Nous ne sommes ni des non-morts ni des morts qui reviennent. Nous sommes, disons, des êtres qui ne meurent pas, au sens où l’entendait le prédicateur chrétien Ælfric d'Eynsham, à la fin du Xe siècle, quand il a inventé l’adjectif «undeadlic» pour définir l’immortalité ou l’impossibilité de mourir de Dieu, devenu ensuite «undead», qui s’applique aux individus ranimés «par une force ou entité étrange». De même, les termes «revenants» ou «revinientes» désignent ceux qui ne partent pas, auxquels on s’empresse d’attribuer, sans doute pour rendre plus supportable la condition des autres malheureux, une soif insatiable, de longues dents et des cercueils. On nous diagnostique aussi des allergies à la lumière du soleil et aux miroirs (nous adorons pourtant nous regarder dans la glace ; nous récréer à la vue de notre délicieuse singularité, le matin, à l’heure où vous ressemblez tous à des zombies, nous comble).
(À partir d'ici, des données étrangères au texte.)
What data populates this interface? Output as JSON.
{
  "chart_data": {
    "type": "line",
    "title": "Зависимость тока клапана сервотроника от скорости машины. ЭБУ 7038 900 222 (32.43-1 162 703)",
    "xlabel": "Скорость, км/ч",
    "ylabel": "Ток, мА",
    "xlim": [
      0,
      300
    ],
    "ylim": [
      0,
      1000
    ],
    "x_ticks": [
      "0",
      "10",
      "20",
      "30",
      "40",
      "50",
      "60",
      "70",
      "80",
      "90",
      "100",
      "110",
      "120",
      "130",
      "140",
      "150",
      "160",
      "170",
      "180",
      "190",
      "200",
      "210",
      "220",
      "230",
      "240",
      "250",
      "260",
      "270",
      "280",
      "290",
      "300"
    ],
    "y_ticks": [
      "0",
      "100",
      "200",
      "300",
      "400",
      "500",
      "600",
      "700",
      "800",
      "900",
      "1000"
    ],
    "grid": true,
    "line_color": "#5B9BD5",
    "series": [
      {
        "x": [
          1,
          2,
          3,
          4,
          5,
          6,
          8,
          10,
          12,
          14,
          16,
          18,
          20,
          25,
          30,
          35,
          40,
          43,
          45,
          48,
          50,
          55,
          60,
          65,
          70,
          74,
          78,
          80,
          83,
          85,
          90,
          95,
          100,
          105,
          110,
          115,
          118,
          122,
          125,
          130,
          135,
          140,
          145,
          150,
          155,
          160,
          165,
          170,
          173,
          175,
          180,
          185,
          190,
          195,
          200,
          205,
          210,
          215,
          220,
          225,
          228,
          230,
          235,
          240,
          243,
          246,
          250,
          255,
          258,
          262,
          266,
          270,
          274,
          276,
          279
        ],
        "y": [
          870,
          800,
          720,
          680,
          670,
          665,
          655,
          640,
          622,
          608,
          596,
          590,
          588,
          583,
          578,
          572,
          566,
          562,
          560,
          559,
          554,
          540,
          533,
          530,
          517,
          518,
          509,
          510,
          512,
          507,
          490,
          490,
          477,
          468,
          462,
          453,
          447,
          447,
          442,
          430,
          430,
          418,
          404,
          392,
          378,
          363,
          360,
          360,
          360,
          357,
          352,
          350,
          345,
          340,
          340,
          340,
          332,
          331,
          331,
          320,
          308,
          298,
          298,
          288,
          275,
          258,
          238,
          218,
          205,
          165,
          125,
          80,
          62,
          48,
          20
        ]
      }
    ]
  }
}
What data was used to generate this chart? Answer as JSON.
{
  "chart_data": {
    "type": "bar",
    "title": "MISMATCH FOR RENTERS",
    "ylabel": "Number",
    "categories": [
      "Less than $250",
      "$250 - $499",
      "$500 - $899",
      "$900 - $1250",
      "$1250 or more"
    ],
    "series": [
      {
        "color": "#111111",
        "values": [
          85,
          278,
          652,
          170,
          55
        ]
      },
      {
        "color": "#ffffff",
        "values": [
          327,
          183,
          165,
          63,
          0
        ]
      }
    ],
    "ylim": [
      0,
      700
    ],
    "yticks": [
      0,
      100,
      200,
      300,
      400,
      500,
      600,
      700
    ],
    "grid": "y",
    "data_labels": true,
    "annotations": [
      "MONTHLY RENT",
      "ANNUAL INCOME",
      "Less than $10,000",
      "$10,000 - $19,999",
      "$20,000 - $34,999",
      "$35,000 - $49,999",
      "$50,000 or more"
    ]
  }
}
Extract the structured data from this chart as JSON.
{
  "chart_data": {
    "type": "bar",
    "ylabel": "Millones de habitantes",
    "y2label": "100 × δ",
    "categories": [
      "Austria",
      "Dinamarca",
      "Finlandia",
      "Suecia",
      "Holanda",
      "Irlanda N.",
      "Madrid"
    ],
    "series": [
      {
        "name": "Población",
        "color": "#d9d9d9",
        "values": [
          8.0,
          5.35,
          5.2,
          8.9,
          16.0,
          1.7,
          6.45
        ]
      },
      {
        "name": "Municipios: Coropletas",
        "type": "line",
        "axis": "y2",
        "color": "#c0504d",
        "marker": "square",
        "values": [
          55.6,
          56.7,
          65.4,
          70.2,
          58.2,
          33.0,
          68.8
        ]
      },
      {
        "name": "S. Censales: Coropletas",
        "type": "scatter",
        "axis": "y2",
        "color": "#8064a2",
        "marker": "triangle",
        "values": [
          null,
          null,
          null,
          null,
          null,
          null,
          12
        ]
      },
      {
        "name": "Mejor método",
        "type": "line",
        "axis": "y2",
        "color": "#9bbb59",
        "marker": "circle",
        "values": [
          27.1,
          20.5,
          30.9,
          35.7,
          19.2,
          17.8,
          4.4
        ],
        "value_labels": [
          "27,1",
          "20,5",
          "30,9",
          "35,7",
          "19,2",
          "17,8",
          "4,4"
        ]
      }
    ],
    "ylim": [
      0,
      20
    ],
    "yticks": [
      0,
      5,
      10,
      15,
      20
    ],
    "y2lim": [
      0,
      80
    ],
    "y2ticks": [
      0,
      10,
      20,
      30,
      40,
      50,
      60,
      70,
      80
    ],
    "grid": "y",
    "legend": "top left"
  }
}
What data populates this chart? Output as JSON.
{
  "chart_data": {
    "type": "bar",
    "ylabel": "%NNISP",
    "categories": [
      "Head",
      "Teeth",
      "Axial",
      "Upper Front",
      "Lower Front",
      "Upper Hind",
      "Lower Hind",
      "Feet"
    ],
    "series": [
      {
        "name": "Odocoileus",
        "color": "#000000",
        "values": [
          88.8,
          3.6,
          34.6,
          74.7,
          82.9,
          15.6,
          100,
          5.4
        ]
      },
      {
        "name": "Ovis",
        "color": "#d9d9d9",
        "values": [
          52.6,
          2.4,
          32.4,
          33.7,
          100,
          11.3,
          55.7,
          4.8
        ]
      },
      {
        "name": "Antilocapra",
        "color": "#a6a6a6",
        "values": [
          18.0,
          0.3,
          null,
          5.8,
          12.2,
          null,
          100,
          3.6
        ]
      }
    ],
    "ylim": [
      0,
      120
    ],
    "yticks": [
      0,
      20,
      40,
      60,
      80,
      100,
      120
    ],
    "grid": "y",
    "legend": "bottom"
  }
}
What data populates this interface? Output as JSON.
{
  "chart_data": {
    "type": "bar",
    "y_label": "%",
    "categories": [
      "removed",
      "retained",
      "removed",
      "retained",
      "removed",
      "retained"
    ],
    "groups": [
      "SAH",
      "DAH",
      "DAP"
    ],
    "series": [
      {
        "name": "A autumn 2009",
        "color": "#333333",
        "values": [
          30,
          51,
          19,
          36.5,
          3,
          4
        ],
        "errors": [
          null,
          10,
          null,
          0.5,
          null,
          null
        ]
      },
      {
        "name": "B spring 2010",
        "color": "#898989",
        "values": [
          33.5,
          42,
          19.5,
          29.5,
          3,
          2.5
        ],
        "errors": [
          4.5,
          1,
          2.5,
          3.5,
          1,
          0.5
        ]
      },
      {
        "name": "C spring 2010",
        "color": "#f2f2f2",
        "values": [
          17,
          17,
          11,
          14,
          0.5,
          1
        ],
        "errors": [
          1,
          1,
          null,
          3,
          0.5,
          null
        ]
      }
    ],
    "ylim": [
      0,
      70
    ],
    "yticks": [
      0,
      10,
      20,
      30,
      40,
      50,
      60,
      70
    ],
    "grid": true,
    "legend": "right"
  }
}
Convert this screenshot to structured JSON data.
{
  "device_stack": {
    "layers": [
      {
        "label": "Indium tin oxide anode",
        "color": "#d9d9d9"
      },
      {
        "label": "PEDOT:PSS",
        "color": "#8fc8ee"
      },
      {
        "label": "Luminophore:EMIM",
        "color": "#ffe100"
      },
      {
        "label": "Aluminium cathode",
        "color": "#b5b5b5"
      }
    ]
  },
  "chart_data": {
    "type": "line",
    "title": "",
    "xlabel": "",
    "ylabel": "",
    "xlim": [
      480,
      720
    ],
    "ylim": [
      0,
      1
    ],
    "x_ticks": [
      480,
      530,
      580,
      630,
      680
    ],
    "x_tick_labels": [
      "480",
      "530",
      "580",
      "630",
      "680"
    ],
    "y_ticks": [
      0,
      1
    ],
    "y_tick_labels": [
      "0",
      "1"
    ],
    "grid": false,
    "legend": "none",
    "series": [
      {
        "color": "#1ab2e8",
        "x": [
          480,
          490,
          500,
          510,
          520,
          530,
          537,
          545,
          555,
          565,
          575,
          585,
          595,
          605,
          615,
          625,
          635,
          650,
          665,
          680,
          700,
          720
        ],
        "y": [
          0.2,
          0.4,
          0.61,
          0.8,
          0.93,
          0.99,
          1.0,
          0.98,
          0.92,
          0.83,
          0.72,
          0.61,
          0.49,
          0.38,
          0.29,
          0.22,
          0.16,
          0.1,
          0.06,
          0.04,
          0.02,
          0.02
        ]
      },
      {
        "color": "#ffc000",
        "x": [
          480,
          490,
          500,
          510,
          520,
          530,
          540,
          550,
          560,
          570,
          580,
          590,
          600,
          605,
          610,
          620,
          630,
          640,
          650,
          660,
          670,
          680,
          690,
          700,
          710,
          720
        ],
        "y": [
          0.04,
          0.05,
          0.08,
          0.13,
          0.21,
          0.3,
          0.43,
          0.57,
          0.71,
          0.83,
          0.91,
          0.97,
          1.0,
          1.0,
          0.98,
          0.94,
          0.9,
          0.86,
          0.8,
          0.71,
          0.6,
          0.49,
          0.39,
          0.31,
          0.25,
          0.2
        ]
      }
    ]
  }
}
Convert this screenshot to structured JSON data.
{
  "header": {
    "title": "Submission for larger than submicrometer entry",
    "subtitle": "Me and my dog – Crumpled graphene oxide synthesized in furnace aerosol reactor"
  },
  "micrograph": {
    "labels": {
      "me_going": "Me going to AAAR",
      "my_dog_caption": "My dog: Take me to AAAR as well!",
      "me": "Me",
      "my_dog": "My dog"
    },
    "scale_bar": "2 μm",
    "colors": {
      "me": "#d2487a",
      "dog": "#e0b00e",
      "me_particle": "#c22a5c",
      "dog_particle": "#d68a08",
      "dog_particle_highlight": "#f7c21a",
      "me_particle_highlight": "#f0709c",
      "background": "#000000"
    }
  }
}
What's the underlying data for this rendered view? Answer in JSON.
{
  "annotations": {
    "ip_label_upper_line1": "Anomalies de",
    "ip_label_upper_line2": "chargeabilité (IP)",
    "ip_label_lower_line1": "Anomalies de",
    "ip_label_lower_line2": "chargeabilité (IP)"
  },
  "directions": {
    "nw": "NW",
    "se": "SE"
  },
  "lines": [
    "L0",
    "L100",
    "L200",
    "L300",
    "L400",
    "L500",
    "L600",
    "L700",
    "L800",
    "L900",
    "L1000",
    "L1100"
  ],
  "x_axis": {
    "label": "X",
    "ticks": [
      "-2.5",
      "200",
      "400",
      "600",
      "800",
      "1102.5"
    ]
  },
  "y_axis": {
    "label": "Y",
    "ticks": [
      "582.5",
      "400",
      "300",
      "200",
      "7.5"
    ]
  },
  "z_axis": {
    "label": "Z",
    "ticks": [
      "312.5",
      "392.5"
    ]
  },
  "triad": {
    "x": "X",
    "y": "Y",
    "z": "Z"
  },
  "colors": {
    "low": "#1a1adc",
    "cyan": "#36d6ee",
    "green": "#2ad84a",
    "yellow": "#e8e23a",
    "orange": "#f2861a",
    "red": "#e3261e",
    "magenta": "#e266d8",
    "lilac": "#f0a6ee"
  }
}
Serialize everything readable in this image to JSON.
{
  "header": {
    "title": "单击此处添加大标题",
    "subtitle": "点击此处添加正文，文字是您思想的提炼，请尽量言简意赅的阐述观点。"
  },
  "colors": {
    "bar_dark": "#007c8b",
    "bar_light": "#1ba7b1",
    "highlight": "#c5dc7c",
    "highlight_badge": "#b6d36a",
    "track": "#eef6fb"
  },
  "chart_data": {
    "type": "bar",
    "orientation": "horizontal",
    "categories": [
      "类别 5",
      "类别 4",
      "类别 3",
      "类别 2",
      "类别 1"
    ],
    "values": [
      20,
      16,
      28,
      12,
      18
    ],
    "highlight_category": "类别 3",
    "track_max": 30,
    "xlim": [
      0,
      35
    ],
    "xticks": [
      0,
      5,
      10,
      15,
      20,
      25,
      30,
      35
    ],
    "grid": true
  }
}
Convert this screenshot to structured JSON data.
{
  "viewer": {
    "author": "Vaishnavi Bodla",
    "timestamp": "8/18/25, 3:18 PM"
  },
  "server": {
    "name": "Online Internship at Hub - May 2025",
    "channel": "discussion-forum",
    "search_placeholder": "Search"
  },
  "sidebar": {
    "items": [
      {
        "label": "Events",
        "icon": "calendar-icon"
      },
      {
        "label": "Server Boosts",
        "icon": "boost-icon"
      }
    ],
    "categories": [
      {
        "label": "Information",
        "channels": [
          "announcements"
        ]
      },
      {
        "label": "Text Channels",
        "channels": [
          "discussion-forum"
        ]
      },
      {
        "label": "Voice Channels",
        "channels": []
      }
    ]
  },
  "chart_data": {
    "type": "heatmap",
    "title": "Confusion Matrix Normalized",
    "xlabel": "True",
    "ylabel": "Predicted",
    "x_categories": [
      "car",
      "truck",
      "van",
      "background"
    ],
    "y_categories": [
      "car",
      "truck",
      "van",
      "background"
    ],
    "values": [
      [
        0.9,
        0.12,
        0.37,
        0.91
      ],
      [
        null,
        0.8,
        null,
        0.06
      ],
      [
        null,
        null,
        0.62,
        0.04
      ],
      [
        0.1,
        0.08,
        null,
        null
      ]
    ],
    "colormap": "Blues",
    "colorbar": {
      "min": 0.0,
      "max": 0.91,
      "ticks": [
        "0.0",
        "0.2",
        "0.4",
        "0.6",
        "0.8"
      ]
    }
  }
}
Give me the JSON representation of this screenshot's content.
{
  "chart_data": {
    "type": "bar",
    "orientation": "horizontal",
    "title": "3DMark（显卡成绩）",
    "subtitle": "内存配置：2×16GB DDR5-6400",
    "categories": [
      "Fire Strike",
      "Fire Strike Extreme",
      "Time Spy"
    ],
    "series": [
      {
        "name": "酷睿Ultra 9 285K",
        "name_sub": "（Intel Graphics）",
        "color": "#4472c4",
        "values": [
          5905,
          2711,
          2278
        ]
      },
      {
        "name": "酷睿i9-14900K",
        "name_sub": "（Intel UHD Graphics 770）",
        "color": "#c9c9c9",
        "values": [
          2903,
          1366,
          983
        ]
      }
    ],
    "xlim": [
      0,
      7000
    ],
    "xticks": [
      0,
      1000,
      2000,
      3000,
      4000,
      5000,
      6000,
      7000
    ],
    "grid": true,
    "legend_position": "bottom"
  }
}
Mais qui a dit, dit, dira ces mots ? j'ai de plus en plus souvent le sentiment de capter les pensées et les idées d'autrui, passées ou à venir, d'être une sorte d'aimant, de bouche et de gorge de maelström qui prend des autres tout ce dont elle a besoin et en fait usage après l'avoir mâché et digéré, puis le renvoie à la surface totalement transformé et, je l'espère, transformateur.
L'oeuvre est-elle le fils à qui on dit adieu sur un embarcadère ou devient-on le fils de son oeuvre, qu'on laisse derrière soi en gagnant le large pour que d'autres, plus tard, la célèbrent ou la condamnent ? Le véritable objectif n'est-il pas d'adopter après l'avoir obtenu le statut désagréable et mutuel d'orphelin, et de sauver ce qu'on peut et qui l'ont peut de sa vie et de son oeuvre à l'approche du typhon ?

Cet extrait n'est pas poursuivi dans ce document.